Chia-Yu Yeh participated in the projects of NCNU Center for Humanities Innovation and Social Practices and the social responsibility projects of the School of Management and the School of Science and Technology in recent years. She also collaborated with Dr. Yung-Pin Tsai, professor of development of civil engineering and dean of the college of science and technology, to help evaluate the social impact of the projects.
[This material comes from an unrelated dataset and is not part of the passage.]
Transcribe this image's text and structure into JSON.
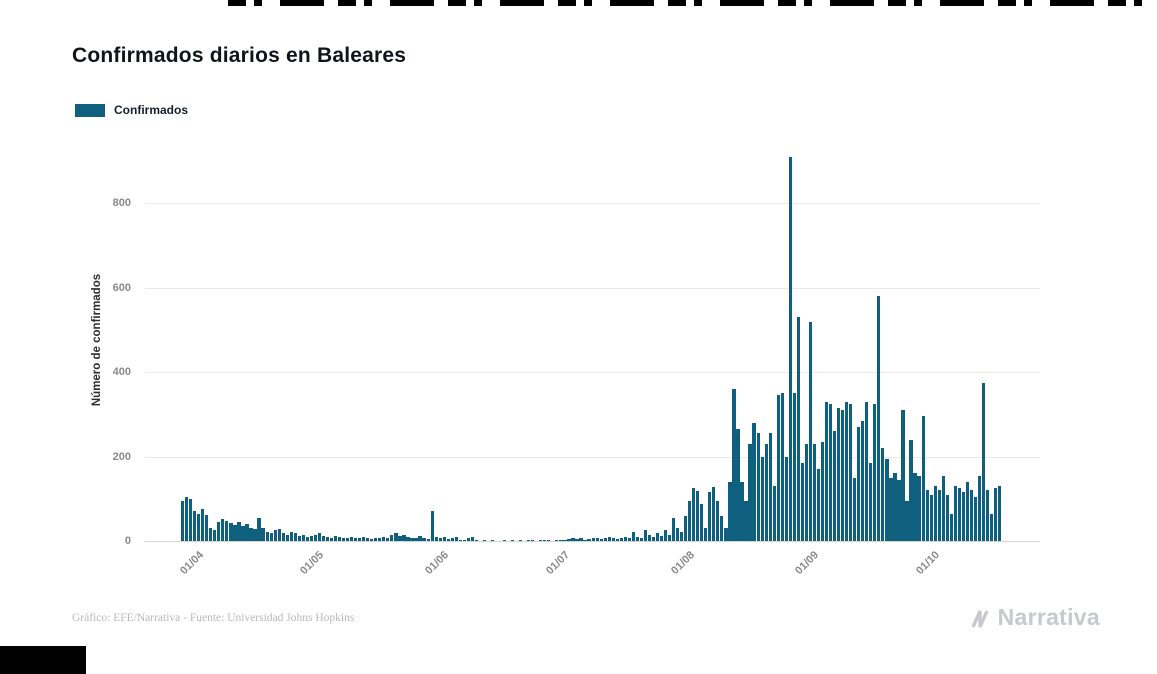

Since NCNU began to promote internationalization, Chia-Yu Ye has collaborated with her college classmate, Associate Professor Yiwen Chiu, who teaches at the department of environmental management, California Polytechnic state university (Cal Poly). They jointly launched a virtual exchange course, which is now considered a classic. She also actively invited Ku-Fan Chen, professor of the department of civil Engineering, and Yun-Ping Tseng, Associate Professor of the Department of tourism, leisure, and hospitability, and jointly offered a course on environmental management and sustainable development (Systems Thinking in Environmental Management), allowing students from the United States and Taiwan to attend classes concurrently. There was no disruption of international academic exchange opportunities during the COVID-19 epidemic. A group of Cal Poly students visited central Taiwan during the summer before the pandemic.

In cooperation with colleagues in various professional fields, Chia-Yu Yeh enjoys processes that generate sparks of inspiration, which open up many new possibilities. The cross-disciplinary collaboration also allows scholars to widen their horizons in research.